The HSUS’s five-month, undercover investigation into Virginia puppy mills was the catalyst for this rescue. When Virginia Partnership for Animal Welfare and Support (VA PAWS) showed Carroll County officials The HSUS’s footage, they confronted the puppy mill owner with evidence and set the rescue in motion. VA PAWS continues to work with county officials as part of the rescue effort.
“This is an inevitable consequence of an out-of-control and irresponsible industry,” said Wayne Pacelle, HSUS President and CEO. “Dogs are suffering because of this. We are really surprised at the scope of large scale commercial breeding operations in Virginia.”
Now that the dogs have been rescued and have been and are being vetted, the next big job is getting them to shelters and rescues where they can find good homes. The dogs are going to shelters all over the east coast to be readied for adoption.
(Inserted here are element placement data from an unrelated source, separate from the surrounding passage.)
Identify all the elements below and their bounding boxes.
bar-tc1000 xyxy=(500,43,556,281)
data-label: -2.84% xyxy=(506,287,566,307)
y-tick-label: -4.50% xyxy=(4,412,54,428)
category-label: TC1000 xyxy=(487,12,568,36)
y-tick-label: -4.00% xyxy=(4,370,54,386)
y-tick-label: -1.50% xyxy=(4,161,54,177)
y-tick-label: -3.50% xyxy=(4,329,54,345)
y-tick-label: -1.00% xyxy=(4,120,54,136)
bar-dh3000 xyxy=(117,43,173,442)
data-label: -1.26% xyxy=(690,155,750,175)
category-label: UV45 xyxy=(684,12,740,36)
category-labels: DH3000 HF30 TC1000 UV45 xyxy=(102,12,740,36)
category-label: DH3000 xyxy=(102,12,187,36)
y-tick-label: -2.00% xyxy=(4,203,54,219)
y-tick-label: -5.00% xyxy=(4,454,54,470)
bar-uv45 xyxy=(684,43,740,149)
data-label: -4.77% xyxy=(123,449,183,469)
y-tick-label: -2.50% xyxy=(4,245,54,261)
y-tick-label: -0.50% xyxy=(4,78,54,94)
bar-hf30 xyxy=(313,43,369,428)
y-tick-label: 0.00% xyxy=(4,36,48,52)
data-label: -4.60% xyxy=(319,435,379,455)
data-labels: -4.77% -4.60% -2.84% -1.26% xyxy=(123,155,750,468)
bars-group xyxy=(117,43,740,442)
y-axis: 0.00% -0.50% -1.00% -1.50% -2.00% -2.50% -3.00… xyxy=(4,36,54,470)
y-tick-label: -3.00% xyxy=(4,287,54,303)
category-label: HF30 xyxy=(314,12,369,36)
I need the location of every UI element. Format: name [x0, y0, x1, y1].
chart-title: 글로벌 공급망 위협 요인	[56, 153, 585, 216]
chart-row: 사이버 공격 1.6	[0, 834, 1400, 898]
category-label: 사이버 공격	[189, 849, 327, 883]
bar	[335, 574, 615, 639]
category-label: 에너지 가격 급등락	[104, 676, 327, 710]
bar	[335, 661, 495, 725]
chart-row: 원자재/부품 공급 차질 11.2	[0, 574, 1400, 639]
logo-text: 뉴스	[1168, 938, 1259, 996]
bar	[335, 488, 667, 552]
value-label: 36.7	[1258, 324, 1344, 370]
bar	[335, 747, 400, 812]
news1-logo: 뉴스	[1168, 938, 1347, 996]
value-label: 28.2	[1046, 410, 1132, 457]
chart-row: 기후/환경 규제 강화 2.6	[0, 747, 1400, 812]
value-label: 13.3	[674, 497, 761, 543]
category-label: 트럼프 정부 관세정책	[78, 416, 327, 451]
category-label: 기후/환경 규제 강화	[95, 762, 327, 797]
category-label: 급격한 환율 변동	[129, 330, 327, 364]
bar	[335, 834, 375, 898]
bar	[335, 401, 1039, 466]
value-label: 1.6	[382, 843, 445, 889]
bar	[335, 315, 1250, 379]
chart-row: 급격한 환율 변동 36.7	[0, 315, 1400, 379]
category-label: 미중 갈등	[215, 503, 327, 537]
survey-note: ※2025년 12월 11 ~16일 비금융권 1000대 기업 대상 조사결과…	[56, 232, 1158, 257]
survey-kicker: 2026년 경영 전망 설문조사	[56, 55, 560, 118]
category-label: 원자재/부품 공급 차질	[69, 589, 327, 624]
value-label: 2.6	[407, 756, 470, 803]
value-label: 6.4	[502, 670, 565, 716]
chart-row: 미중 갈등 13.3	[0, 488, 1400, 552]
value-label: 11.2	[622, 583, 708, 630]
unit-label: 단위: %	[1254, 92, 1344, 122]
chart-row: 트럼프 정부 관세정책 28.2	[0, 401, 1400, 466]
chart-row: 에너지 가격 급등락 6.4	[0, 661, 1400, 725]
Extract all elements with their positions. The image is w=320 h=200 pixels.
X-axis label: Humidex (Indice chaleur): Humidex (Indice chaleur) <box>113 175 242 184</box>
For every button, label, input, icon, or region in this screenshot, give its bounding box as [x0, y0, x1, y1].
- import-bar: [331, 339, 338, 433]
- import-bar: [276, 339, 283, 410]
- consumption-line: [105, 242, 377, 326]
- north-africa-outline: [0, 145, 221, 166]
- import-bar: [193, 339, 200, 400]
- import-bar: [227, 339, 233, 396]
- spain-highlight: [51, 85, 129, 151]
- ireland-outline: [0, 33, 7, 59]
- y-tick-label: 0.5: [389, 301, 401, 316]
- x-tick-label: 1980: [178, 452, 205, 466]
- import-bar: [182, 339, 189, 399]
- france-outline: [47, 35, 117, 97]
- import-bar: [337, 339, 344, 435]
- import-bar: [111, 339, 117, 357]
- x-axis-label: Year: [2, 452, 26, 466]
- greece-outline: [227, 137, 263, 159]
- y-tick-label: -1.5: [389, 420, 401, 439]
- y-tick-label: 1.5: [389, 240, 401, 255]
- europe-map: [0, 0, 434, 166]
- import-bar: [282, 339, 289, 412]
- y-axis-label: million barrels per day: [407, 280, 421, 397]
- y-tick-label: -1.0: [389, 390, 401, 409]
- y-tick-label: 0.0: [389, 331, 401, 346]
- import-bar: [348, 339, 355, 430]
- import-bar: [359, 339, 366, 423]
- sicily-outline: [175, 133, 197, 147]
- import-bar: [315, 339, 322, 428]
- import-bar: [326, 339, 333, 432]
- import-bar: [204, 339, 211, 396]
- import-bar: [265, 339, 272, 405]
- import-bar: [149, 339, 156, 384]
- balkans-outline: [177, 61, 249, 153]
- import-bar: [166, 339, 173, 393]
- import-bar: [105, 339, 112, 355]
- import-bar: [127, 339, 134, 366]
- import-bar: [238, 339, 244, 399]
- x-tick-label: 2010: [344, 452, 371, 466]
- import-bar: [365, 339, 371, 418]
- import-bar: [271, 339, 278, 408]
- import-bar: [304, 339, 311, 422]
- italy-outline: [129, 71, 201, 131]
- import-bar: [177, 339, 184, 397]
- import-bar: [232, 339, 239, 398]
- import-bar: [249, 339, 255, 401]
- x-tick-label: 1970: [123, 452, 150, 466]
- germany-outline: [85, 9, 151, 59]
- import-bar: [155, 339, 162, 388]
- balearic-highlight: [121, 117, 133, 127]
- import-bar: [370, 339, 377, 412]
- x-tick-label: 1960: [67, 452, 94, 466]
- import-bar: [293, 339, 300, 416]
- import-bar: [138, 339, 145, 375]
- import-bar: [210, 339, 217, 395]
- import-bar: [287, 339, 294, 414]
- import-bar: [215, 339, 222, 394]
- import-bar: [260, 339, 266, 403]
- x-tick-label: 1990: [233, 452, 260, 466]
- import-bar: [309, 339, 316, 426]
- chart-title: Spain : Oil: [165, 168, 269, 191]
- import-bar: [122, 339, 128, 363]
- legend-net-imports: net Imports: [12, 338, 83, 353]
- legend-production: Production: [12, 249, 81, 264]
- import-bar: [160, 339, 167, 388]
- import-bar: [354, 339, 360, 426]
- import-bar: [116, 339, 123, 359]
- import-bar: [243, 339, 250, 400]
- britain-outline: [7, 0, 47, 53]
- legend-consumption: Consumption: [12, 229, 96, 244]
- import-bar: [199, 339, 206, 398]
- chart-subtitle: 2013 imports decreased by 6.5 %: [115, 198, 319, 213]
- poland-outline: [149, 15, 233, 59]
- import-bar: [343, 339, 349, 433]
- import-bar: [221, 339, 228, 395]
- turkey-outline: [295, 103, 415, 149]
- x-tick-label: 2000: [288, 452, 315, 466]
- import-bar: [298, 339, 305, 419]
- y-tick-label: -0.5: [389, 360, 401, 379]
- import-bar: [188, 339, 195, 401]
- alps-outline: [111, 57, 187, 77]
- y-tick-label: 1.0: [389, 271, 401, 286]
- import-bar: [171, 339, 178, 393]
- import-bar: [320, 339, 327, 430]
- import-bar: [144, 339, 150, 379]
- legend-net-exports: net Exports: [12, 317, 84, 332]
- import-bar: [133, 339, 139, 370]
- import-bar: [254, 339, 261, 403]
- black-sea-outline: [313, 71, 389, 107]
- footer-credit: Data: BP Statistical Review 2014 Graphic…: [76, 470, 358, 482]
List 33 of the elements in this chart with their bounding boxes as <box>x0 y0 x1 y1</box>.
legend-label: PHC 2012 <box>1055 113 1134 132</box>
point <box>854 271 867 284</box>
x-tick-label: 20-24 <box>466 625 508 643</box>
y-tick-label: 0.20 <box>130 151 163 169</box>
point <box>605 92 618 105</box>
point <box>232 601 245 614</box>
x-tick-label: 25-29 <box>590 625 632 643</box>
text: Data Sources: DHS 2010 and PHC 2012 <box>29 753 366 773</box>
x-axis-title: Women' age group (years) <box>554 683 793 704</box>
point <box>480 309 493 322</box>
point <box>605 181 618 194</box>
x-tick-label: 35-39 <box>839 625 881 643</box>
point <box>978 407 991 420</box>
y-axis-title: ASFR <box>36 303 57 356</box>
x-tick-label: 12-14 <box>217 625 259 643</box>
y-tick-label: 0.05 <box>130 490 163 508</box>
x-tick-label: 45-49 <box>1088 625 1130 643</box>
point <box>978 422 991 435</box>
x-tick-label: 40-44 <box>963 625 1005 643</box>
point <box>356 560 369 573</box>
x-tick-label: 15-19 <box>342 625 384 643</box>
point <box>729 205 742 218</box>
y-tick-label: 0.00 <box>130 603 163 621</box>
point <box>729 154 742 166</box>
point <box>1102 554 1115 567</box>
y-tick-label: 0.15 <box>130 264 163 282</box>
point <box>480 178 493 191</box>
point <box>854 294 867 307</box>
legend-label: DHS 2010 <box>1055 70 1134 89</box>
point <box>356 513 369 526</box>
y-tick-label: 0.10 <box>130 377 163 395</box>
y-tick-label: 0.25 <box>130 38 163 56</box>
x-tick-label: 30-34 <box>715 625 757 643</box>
The Orange County Animal Shelter took in 25 dogs seized from the Hillsville Puppy Mill in Carroll County, Va. They have Jack Russell terriers, shih-tzus, malteses, poodles and “puggles,” pug and beagle mixes. Althought the dogs will need to undergo evaluation and all may not be adoptable, they hope to be able to start adopting the dogs out later this week.
“Our hope is to have some of the animals available for adoption late next week,” shelter manager Jess Allison said Friday between examining a 3-year-old poodle and a Maltese puppy. She asks the no one call about the dogs until after Tuesday to give them time to evaluate and get the dogs prepared.
Below is a list of some other shelters who have taken some of the puppy mills dogs;
- Virginia Partnership for Animal Welfare and Support (VA PAWS); Christiansburg www.vapaws.org
- Angels of Assisi; Roanoke www.angelsofassisi.org
- Dalmatian Rescue of Southwest Virginia; Elliston www.drswv.com
- Floyd County Humane Society; Floyd www.nrvanimalshelters.com/Floyd
- Danville Humane Society; Danville www.dahsinc.com/dnn/
- SPCA Martinsville-Henry County; Martinsville http://www.spcamhc.org/
- Richmond SPCA; Richmond www.richmondspca.org/site/PageServer
Please check their websites for any information before calling. Most of these shelters are just being beseiged with calls already.
Carroll Sheriff H. Warren Manning said that the matter has been referred to the commonwealth’s attorney. A decision on whether to file criminal charges against Horton is expected within a few weeks.
Animal welfare advocates say that puppy mills — unlicensed, illegal facilities that breed large numbers of purebred puppies — have proliferated as demand has increased and dogs have become easier to buy, over the Internet or through newspaper ads.
“It’s a huge problem,” said Tara deNicolas, a spokeswoman for the Washington Humane Society.